Задание
Прочитайте текст и выполните задания 12–18. В каждом задании запишите в поле ответа цифру 1, 2, 3 или 4, соответствующую выбранному Вами варианту ответа.
On the eve of the Euro 2016 final between France and Portugal, ground staff at the gigantic Stade de France in Paris had left the stadium’s lights on, for security reasons. Attracted by the blinding floodlights, thousands upon thousands of migrating moths descended into the empty arena. Those not killed by the heat of the lamps eventually ended up among the grass of the playing surface, where, after the lights were turned off, they hid throughout the day of the big match. As evening fell, 80,000 spectators took their seats and the lights were turned back on. The sleeping moths stirred, and soon thousands were zigzagging among the players. Photographs taken that night show annoyed football officials picking moths off each other’s suits, while the swarm blocked the lenses of TV cameras and hung from the goalposts. The mingling of urban development with the natural world can throw up some weird and wonderful occurrences. Cities are like mad scientists, creating their own crazy ecological concoctions by throwing all kinds of native and foreign elements into the urban melting pot, then spicing it up with artificial light, pollution, impervious surfaces and a host of other challenges. Researchers around the globe are documenting how globalisation and urbanisation are changing the behaviour and evolution of animals. Indeed, evolutionary biologists no longer need to travel to remote places like the Galapagos to discover their holy grail: the formation of new and distinct species in the course of evolution. The process is going on right in the very cities where they live and work. In tune with their human population, cities have been assembled from immigrants from around the globe. Either intentionally or accidentally, people have been ferrying flora and fauna across the world for as long as they have been trading and travelling.

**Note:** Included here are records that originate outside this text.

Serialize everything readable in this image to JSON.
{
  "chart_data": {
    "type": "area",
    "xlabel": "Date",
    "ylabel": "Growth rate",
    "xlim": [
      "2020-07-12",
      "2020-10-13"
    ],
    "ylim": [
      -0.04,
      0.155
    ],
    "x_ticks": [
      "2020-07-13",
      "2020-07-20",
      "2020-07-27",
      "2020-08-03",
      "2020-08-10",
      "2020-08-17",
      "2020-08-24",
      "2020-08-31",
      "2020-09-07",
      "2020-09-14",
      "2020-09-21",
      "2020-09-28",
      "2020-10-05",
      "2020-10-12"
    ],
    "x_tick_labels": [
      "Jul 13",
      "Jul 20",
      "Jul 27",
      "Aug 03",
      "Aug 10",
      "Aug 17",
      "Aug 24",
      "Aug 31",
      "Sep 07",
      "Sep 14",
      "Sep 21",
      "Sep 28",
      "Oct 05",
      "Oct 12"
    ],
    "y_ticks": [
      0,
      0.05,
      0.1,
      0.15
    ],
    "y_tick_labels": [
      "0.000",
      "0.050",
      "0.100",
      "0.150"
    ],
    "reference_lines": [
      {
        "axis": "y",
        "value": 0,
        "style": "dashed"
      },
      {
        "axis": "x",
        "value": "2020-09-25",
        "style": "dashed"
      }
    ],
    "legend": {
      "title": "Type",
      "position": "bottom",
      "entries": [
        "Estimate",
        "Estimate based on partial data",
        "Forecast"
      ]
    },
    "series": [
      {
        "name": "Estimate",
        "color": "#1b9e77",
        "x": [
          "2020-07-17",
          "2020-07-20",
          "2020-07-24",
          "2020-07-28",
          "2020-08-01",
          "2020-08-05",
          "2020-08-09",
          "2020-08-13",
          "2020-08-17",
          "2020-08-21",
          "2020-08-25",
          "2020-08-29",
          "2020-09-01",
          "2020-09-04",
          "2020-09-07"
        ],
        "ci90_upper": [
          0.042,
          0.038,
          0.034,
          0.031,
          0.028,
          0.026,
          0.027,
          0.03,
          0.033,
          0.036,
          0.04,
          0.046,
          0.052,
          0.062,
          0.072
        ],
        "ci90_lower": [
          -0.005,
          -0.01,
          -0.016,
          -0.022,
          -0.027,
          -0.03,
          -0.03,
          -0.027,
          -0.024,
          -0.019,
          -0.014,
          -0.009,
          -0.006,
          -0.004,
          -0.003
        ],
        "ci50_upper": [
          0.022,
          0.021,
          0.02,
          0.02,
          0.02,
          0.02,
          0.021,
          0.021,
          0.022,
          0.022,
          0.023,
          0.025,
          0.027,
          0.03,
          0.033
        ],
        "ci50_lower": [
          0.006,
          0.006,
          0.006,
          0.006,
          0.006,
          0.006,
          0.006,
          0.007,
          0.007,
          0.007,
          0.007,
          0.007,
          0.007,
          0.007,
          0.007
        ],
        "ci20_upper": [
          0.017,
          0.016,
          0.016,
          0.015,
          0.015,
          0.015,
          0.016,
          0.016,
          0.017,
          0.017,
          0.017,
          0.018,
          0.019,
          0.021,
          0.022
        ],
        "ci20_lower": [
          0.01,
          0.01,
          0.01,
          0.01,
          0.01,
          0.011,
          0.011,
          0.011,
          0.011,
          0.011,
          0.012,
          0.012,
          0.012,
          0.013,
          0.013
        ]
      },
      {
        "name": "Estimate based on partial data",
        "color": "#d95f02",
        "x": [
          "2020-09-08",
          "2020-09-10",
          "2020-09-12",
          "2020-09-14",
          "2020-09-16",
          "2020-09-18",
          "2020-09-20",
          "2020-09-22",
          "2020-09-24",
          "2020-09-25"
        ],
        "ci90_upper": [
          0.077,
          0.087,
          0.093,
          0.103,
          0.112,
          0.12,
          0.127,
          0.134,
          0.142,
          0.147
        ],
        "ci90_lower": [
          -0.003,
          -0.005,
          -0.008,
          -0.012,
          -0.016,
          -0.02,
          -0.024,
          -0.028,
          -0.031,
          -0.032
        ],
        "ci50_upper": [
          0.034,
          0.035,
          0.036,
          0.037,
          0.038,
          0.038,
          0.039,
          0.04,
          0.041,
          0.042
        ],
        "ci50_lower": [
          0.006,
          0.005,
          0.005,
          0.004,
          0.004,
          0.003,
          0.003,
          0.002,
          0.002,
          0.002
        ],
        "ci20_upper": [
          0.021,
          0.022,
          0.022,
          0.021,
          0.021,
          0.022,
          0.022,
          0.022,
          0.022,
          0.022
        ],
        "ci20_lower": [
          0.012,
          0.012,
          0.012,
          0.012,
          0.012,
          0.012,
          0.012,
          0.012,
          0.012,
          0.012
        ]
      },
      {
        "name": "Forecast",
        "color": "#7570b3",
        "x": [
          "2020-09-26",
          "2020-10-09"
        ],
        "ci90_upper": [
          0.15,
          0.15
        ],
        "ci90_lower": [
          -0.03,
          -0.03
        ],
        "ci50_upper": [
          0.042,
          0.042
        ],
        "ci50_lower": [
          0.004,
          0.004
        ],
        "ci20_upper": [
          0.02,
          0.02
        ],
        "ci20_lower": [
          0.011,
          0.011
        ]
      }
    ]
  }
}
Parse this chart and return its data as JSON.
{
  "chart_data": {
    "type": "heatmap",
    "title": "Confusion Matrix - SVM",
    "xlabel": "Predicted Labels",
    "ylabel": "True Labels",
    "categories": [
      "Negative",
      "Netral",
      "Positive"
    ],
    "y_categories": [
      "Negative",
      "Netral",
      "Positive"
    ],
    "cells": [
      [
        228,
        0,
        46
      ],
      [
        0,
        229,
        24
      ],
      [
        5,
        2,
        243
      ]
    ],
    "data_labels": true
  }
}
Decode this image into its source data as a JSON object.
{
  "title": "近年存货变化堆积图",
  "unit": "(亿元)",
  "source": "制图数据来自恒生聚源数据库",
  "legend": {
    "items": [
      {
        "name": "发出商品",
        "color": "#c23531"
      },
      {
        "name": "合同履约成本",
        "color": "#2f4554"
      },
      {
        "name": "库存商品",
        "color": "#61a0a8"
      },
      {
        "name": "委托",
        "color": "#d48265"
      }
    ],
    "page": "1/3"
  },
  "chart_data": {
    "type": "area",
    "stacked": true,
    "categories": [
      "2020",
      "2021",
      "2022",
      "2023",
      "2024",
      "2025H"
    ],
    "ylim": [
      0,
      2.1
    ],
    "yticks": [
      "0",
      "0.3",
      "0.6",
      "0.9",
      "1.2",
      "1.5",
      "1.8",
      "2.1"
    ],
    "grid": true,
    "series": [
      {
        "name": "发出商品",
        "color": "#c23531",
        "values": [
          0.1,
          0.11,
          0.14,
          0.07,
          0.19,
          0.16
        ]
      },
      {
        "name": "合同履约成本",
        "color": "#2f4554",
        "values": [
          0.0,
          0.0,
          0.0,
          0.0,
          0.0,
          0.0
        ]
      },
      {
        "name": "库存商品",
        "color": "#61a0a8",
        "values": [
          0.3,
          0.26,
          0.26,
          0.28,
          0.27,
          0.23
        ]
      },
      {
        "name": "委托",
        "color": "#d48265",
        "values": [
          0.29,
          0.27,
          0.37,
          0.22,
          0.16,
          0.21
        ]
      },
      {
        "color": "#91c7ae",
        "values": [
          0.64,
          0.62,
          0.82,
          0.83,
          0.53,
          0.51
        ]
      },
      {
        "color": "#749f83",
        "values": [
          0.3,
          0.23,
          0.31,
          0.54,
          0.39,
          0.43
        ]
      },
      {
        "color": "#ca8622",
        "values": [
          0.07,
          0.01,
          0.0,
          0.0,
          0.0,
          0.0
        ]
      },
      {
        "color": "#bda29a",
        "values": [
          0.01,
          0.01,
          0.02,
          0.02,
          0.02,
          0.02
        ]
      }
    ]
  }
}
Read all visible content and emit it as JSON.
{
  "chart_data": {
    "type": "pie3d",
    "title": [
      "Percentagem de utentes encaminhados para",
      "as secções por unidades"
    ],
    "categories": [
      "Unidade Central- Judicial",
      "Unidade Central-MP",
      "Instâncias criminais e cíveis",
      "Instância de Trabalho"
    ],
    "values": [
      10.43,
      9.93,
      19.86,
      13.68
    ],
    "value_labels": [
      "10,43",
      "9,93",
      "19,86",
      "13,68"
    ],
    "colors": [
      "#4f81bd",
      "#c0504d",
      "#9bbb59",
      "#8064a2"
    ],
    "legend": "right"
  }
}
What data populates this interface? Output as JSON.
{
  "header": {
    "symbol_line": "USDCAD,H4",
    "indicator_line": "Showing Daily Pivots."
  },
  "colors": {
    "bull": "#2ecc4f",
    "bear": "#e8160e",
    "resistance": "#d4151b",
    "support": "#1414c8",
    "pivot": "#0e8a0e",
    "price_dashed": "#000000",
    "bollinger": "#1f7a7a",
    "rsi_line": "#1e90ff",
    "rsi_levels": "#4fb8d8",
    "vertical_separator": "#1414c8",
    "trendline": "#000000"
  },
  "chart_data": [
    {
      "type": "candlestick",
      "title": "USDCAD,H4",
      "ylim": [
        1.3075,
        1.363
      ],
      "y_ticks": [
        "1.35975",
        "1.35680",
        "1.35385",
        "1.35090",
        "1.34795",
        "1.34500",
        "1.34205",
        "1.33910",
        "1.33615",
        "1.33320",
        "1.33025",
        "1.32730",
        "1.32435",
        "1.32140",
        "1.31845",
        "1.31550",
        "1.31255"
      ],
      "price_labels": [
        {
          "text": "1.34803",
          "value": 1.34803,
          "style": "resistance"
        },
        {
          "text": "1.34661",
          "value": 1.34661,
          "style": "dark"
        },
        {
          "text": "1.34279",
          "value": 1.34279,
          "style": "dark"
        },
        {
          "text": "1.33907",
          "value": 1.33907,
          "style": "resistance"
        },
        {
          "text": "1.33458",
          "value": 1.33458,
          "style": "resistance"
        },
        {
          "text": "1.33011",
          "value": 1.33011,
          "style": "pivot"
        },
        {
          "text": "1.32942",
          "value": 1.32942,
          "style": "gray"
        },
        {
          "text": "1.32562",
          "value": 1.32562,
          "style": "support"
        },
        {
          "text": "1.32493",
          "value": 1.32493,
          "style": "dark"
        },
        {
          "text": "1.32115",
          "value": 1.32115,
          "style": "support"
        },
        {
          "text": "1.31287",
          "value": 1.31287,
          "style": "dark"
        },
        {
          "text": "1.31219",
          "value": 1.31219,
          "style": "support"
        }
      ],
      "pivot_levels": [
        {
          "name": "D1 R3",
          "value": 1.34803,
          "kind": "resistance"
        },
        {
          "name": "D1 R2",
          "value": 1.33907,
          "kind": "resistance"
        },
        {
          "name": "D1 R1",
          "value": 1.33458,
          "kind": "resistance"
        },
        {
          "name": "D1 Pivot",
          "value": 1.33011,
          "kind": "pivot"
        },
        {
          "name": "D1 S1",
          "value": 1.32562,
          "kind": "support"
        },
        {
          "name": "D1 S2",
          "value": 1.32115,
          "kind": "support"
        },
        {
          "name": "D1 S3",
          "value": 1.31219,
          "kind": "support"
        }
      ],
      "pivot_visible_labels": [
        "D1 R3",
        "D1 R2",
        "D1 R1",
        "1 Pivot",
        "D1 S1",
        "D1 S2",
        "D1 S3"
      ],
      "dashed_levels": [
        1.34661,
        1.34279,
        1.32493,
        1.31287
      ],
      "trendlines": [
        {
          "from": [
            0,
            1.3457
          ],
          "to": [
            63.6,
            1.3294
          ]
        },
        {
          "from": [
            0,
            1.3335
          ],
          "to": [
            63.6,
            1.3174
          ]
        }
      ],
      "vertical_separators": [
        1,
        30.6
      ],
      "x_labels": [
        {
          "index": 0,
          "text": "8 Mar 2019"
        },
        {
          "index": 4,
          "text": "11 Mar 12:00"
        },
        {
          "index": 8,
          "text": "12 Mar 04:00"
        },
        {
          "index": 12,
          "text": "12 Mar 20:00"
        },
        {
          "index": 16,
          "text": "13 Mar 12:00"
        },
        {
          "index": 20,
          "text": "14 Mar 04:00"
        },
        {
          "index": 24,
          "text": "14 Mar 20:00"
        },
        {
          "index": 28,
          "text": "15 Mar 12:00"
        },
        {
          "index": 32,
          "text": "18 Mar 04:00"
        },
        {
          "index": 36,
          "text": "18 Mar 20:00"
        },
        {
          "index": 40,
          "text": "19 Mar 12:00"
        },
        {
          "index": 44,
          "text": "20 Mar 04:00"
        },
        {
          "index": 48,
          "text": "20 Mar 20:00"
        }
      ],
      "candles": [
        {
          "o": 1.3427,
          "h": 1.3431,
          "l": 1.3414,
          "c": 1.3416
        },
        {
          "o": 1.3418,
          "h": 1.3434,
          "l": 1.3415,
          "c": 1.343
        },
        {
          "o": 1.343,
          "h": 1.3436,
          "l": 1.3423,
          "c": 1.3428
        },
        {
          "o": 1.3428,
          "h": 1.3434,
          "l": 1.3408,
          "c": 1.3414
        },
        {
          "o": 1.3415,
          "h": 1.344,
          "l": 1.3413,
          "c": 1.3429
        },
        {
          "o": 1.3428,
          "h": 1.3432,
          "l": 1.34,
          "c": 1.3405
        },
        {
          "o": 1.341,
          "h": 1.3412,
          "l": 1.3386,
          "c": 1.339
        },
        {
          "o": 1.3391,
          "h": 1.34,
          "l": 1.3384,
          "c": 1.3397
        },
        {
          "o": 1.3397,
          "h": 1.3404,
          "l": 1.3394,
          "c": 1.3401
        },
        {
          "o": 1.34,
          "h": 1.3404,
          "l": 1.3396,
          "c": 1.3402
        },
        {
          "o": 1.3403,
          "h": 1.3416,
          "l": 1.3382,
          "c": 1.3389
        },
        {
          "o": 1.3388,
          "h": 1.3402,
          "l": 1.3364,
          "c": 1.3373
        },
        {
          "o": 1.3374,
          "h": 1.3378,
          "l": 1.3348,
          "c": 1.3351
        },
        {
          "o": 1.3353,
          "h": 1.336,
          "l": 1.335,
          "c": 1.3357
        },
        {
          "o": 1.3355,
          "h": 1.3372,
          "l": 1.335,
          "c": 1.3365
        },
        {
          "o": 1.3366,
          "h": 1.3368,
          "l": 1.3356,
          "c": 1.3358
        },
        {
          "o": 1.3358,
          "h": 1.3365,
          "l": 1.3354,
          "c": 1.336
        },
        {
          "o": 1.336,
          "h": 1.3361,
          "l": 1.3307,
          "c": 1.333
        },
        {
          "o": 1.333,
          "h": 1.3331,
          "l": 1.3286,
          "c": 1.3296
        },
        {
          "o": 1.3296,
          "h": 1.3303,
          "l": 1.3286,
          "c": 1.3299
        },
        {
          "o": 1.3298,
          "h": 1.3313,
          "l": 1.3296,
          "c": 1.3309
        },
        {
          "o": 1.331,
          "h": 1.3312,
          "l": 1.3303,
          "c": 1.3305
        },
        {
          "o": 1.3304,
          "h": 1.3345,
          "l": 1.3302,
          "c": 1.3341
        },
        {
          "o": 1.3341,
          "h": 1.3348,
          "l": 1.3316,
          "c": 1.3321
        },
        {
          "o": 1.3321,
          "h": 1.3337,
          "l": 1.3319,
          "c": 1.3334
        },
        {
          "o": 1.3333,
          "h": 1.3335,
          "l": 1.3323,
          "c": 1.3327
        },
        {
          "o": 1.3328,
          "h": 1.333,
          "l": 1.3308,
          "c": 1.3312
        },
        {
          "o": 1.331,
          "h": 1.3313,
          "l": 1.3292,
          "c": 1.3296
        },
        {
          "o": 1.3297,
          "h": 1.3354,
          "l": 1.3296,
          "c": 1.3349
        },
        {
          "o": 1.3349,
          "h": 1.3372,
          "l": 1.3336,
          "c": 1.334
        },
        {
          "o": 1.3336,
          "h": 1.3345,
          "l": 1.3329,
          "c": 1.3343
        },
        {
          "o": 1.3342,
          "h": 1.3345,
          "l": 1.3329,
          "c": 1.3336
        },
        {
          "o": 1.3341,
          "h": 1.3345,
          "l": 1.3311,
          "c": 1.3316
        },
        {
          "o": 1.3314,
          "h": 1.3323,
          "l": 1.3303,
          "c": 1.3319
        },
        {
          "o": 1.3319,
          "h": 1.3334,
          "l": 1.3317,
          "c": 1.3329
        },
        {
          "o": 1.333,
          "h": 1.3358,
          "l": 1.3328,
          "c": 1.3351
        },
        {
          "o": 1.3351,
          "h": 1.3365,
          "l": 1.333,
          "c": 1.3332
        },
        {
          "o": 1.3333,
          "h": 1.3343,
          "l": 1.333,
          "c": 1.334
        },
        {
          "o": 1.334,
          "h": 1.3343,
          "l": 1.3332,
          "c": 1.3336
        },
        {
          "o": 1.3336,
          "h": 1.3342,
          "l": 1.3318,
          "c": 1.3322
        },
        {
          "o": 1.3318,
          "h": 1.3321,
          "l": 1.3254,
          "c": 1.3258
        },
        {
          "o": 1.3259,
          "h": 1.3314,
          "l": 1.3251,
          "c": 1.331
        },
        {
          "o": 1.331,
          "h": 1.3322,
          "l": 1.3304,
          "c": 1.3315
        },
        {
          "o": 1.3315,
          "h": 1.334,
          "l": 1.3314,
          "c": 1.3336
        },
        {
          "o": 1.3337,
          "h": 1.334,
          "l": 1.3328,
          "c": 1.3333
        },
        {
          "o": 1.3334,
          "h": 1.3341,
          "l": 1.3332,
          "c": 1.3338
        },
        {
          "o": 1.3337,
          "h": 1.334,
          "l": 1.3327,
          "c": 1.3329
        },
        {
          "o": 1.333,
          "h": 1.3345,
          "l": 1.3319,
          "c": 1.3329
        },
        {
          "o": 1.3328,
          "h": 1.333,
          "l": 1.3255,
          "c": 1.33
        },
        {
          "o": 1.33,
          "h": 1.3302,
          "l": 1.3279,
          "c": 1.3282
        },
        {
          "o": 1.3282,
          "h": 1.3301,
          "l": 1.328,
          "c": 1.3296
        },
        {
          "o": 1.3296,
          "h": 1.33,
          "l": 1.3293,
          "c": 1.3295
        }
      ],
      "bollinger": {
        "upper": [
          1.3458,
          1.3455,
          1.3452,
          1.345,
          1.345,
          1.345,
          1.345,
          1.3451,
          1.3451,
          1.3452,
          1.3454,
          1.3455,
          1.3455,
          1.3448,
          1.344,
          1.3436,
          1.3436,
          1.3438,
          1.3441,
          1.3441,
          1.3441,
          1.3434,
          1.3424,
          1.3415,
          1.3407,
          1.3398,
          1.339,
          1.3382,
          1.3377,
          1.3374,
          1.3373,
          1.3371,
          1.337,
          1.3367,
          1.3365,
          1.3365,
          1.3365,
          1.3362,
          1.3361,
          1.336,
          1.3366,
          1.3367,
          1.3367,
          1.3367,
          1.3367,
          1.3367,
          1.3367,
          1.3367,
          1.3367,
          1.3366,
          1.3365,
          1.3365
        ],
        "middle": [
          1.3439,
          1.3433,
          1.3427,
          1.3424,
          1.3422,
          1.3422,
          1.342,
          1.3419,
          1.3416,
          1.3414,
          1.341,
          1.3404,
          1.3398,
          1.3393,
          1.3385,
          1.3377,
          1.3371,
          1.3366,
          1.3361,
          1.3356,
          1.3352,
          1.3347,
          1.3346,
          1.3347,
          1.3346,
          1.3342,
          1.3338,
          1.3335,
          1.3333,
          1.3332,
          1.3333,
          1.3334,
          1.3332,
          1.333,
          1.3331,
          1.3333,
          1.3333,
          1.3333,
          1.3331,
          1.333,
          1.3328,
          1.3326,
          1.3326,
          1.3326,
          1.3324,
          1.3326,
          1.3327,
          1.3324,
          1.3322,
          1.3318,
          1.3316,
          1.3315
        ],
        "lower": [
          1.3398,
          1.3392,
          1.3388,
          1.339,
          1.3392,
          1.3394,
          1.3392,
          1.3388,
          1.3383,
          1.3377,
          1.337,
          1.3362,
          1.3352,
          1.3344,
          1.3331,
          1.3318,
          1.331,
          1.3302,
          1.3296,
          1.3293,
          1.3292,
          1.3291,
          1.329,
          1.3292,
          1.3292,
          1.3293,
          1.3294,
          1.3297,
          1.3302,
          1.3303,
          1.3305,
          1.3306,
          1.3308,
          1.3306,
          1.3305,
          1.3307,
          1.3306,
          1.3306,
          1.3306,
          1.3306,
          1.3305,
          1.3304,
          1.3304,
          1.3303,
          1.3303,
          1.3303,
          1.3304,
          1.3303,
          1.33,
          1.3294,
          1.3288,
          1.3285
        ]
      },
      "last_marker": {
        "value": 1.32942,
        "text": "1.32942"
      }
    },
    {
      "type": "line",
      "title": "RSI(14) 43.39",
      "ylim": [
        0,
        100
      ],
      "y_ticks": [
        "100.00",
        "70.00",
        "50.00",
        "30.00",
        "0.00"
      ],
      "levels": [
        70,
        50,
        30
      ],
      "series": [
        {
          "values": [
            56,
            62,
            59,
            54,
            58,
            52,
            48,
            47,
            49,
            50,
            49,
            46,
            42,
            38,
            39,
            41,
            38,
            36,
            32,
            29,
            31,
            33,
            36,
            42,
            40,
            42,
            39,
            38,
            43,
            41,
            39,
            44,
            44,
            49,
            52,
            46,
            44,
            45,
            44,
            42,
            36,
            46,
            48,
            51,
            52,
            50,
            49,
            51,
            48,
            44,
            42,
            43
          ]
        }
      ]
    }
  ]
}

Places where human activity reaches fever pitch abound with exotic species. These urban ecosystems are formed not by ages of evolution or the slow colonisation by species under their own steam and of their own choice, but by human diligence alone. And that human urbanisation has had a sometimes surprising impact on the behaviour of animals. Researchers in the US found that the wingspan of American cliff swallows, which took up the habit of colonising concrete highway bridges in the 1980s, had decreased by about two millimetres a decade since then. Not much, and perhaps not really worth noticing if their measurements on the roadkill had not shown the exact opposite pattern: by the 2010s, the wings of dead birds by the roadside were about half a centimetre longer than those of live birds still happily flapping along. Also, even though the pressure of traffic had remained the same or even increased, the numbers of dead birds declined by almost 90%. The shape of a bird’s wing is not something that evolution can mess with impunity. It is very closely wedded to a bird’s way of life. Long pointed wings are better for fast flying in a straight line, while short rounded wings are good for making rapid turns or for quickly taking off. As things stand, cities are still a new phenomenon on Earth, and most urban animals and plants have only begun adapting to them for the past few centuries, millennia at the most. But if we can sustain our urbanised existence into the distant future (a big if), future generations might see the evolution of a unique and truly urban ecosystem.
13. Which of the following did NOT happen after the lights were turned back on?
1) People were picking moths off their suits.
2) Thousands of moths swarmed the stadium.
3) Swarms were flying among the football players.
4) 80,000 of spectators were frightened of the moths.